La Franc-Maçonnerie est avant tout une maïeutique, une accoucheuse de personnalités. Dans ce sens elle est socratique et pointe, au-delà des différences, à donner naissance à des richesses intérieures cachées grâce à la tolérance, au libre-arbitre, à une parole, à des traditions, et à des rituels non contraignants qui ne ressemblent en rien à un catéchisme mais à une sorte de musicalité dans laquelle on peut jouer de son instrument personnel pour participer à une harmonie commune.
La diversité dans l’unité, mais plus encore prendre conscience qu’il ne peut y avoir d’unité sans prendre soin de conserver jalousement la diversité ! Transmettre, c’est interpréter une œuvre commune avec des instruments différents. Dans le « Ménon » le bon vieux Socrate (dont la mère était sage-femme!), démontre qu’un esclave illettré peut résoudre par lui-même un très complexe problème géométrique montrant ainsi que la vérité des choses est en nous et non à l’extérieur.
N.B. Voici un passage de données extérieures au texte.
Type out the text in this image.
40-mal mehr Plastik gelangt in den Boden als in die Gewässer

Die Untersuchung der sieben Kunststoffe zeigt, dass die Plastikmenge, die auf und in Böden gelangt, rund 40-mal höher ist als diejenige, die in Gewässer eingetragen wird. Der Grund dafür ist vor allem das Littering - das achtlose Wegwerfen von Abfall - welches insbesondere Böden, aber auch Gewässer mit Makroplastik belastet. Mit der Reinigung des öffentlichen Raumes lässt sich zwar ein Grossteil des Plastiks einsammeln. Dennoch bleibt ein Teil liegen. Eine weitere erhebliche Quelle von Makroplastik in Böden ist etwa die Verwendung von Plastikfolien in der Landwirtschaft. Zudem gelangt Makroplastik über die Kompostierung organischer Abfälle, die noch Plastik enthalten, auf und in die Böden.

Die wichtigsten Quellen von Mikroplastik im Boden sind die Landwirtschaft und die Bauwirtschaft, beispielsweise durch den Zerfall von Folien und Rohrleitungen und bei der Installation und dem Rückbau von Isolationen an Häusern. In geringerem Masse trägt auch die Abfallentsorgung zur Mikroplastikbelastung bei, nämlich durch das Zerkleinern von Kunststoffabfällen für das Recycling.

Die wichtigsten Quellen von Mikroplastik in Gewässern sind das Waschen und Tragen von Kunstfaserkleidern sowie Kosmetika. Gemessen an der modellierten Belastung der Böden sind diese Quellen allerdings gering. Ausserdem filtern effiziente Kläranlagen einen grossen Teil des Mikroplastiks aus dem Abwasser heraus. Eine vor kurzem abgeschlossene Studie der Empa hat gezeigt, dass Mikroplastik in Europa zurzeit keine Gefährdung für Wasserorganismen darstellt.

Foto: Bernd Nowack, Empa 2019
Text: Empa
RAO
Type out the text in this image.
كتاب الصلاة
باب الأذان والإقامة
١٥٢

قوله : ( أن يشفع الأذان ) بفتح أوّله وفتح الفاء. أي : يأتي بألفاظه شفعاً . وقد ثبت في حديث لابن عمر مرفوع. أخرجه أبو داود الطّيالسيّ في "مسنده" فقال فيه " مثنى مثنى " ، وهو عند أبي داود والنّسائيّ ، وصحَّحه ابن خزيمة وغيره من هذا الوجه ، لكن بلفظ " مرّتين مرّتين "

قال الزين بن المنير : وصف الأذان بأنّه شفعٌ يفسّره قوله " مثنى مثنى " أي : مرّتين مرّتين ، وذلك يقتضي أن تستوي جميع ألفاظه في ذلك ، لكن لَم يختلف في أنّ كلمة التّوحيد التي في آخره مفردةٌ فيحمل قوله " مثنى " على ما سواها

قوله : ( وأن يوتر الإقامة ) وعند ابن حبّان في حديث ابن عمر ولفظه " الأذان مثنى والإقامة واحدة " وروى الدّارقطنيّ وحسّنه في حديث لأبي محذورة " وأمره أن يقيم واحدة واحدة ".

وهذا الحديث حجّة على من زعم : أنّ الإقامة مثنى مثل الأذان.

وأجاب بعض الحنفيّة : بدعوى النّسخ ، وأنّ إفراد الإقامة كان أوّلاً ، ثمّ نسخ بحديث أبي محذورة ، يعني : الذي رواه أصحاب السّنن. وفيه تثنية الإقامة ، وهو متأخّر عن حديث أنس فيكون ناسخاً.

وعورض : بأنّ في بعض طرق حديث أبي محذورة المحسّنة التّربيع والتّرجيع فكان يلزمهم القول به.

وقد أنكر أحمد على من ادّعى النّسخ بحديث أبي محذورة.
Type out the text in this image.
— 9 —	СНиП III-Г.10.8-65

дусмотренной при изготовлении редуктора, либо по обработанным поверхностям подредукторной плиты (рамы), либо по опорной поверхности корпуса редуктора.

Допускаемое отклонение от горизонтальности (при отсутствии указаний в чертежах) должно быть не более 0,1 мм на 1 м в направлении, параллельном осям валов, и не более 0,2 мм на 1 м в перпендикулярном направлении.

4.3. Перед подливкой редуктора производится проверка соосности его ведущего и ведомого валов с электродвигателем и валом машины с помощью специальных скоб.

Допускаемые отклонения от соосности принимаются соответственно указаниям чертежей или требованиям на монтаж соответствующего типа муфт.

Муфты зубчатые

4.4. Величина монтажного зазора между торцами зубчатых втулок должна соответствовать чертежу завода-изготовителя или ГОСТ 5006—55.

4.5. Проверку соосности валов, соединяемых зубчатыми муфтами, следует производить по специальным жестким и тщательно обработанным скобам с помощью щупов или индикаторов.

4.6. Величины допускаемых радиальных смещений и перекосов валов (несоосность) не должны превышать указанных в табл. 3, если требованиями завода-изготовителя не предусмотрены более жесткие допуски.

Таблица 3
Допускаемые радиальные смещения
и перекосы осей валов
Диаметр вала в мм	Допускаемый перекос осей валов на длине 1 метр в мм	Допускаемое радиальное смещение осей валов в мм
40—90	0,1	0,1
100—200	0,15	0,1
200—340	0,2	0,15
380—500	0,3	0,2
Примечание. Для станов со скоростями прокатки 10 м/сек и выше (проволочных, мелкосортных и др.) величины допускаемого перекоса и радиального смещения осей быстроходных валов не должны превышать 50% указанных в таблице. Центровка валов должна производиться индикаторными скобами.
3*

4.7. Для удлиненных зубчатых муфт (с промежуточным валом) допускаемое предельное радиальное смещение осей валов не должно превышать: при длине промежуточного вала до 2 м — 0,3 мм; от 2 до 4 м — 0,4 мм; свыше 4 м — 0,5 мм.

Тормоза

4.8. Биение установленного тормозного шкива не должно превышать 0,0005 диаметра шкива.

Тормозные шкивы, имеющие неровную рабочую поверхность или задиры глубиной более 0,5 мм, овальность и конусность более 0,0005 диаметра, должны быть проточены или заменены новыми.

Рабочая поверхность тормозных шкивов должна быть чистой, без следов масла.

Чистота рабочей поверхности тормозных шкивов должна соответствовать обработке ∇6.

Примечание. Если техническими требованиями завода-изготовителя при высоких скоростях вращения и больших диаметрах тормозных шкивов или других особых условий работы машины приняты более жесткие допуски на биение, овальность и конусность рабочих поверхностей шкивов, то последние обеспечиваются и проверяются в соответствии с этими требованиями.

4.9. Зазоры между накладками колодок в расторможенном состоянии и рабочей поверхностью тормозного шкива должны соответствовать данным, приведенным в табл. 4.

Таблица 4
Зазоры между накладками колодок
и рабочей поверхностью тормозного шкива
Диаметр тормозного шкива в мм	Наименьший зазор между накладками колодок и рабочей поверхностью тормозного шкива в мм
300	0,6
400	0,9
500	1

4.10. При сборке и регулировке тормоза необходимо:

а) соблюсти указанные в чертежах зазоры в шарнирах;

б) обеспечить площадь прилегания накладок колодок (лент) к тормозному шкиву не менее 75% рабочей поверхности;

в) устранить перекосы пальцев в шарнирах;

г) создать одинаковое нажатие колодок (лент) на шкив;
Le Maçon est dans la dynamique permanente d’une conversion au sens hébraïque du terme « Techouva » qui signifie « retour sur soi », « introspection ». Pas question de suivre quelqu’un ou quelque chose qui n’est pas moi. Le monde extérieur, l’interpellation de l’autre, n’étant qu’une invitation au voyage intérieur. « Je me voyage » La plus belle illustration étant Ulysse qui, las de ses aventures, n’aspire qu’à retrouver son monde intérieur. « Il n’y a pas d’Ithaque hors d’Ithaque » conclue Homère à l’Odyssée.
Se pose bien entendu le but de la demande d’entrée en Maçonnerie : que vient chercher un profane qui frappe à la porte du temple ? Nous pourrions avancer l’idée que, dans un type de projection parentale, il quête un savoir. Mais, il s’aperçoit qu’à cette demande de savoir il répond lui-même au fil des travaux et relativise ainsi ceux de qui il espérait la révélation d’un pouvoir ésotérique qui le transformerait ! C’est de l’intérieur que le savoir se manifeste. Dès lors, le rôle du « gourou » supposé s’estompe : il n’est qu’un autre qui a modifié l’image négative, incomplète, que je me faisais de moi-même. Transmettre, c’est montrer à l’autre que nous sommes « inter pares ». Le prix de ce savoir est la solitude car celui qui ne croit plus ni au père ni au maître ne trouve plus refuge derrière une image protectrice, ce qui crée sa propre dignité. Le maître imaginaire disparaît, seul le frère subsiste, partageant avec nous la vacuité de l’être. Transmettre, c’est parler à l’autre de cette vacuité commune. Le « transmetteur » n’est qu’un passeur. Vers quoi ? Pour y répondre, laissons la parole au psychanalyste Otto Rank qui écrit : « L’important, c’est que tout ce qui est créateur, quel que soit son genre de manifestation -même la névrose- est dû à cette aspiration personnelle de se libérer du code moral traditionnel et de puiser en lui-même son idéal éthique personnel qui, en plus des normes qu’il lui fixera, lui donnera l’assurance de pouvoir créer et d’être heureux. Ce processus de formation d’idéal personnel, qui commence par l’établissement de règles morales intimes, est une grandiose tentative pour transmuter la contrainte en liberté »
Celui qui transmet ne fait qu’éveiller l’autre à un destin commun à travers ses propres mots enfin retrouvés. Il le délivre de l’angoisse de l’innommé. Puis, discrètement, avec ses mots à lui, il s’en retourne à une solitude qui est une liberté enfin acceptée, mais qu’il partage avec ses Frères en humanité.